Muitos profissionais de contabilidade, em particular jovens académicos e os
que trabalham em multinacionais, estão, de modo geral, entusiasmados com as
mudanças, o que se justifica facilmente e com variadas ordens de razões. Também
os empresários e os gestores que mais trabalham no actual mundo globalizado
sentem vantagens de carácter pessoal e também para suas empresas, por seguirem
as mudanças procedimentais apontadas e isso também porque elas estão a tornarse obrigatórias e são apadrinhadas por entidades internacionais, nomeadamente o
IASB – International Accounting Standards Board. Esta instituição influenciou a
União Europeia que, por motivos vários, veio a pactuar e a aceitar as novas normas
internacionais de contabilidades.
Estamos assim perante uma evolução histórica, global, imparável,
antevendo-se até poucas possibilidades de fazer reparos e, menos, contrariar. Mas
não se deixará de afirmar que se pensa que as novas metodologias trarão
perturbações sérias, insegurança e enganos, ocasionando, no futuro, prejuízos
variados a diversas categorias de stakeholders .
É por estas razões que não deixamos de acentuar aos profissionais da
contabilidade e da gestão que, em nossa opinião, deveriam meditar mais nos
perigos visíveis destas novas mudanças, tanto mais que sabem de muitas
ocorrências negativas fortemente publicitadas. E os cidadãos com responsabilidades
sociais e políticas e capacidades de apreensão destas ordens de problemas não
deveriam manter-se alheados. Facilmente concluiriam que nem todos os
profissionais opinam convergentemente, que há optimistas e pessimistas, e também
há quem medite nestes problemas com meros propósitos de alcançar vantagens de
natureza profissional e alcançar proventos, não obstante reconhecer ónus que nesta
breve nótula se alertam.
(*)
Note-se, curiosamente, por ser ao invés, que perante o princípio da prudência, os resultados
alcançados eram dantes (prudentemente) reduzidos com a constituição ou reforço de “provisões”
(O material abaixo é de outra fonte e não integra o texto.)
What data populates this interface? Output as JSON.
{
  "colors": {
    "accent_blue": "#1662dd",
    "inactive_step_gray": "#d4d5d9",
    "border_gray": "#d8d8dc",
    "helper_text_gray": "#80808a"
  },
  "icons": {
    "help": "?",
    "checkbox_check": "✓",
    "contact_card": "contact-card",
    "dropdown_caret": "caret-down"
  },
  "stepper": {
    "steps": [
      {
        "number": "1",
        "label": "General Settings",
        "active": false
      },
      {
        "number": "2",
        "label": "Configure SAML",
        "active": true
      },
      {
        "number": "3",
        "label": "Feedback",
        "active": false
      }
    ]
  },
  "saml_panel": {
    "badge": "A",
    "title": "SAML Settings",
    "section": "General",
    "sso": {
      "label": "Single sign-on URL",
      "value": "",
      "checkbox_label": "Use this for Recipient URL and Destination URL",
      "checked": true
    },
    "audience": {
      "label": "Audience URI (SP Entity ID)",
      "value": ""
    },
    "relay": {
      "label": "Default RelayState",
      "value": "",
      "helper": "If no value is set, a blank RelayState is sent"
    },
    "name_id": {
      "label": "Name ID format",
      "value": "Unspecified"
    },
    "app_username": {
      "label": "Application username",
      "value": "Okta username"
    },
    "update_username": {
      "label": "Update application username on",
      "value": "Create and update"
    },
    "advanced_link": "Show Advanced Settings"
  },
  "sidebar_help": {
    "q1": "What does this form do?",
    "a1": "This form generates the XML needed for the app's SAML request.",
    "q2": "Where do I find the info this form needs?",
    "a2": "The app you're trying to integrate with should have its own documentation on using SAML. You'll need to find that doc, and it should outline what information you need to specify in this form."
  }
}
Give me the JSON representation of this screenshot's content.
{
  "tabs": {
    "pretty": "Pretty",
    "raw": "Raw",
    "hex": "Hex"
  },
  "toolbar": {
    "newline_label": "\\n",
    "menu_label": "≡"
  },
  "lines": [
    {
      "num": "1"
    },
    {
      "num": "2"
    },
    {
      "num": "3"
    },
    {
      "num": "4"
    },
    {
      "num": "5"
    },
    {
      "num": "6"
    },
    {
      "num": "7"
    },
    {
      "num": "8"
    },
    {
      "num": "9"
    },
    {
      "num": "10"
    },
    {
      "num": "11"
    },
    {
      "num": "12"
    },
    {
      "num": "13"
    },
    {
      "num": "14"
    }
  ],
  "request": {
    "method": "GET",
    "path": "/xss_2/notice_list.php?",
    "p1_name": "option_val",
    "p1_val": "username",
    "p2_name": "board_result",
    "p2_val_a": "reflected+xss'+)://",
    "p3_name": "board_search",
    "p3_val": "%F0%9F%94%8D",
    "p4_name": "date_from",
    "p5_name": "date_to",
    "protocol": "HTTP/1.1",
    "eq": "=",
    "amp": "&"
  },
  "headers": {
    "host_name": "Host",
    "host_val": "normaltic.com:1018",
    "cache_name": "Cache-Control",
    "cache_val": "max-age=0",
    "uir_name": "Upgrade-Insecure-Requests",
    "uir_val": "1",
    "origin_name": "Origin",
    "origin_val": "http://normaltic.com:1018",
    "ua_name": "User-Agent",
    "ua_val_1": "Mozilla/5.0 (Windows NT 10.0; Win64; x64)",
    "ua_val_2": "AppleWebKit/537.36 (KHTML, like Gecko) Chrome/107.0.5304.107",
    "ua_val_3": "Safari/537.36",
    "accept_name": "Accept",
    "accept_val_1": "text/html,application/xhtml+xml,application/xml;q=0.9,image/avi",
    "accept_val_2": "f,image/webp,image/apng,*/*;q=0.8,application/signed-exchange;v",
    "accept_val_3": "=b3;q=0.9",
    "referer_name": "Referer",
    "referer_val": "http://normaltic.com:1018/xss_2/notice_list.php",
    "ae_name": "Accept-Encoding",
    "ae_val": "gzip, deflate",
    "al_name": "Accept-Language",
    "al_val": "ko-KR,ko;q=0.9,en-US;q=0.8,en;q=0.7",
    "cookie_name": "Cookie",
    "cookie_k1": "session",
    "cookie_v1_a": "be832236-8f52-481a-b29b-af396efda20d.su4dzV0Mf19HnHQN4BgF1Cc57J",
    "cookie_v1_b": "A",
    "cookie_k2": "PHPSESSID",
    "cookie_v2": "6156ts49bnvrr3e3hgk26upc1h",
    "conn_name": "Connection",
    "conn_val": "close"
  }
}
relacionáveis com eventos em curso (existências de que se admitiam perdas em transacções futuras,
dívidas de cobrança duvidosa, equipamentos em obsolescência, passivos traduzidos em
indemnizações admissíveis, etc.). De futuro também o serão mas o problema que se coloca é
exactamente sair-se da visão prudente, caminhando para soluções que em visões abstractas
parecem até mais adequadas, ou mais lógicas, pois são “simétricas”.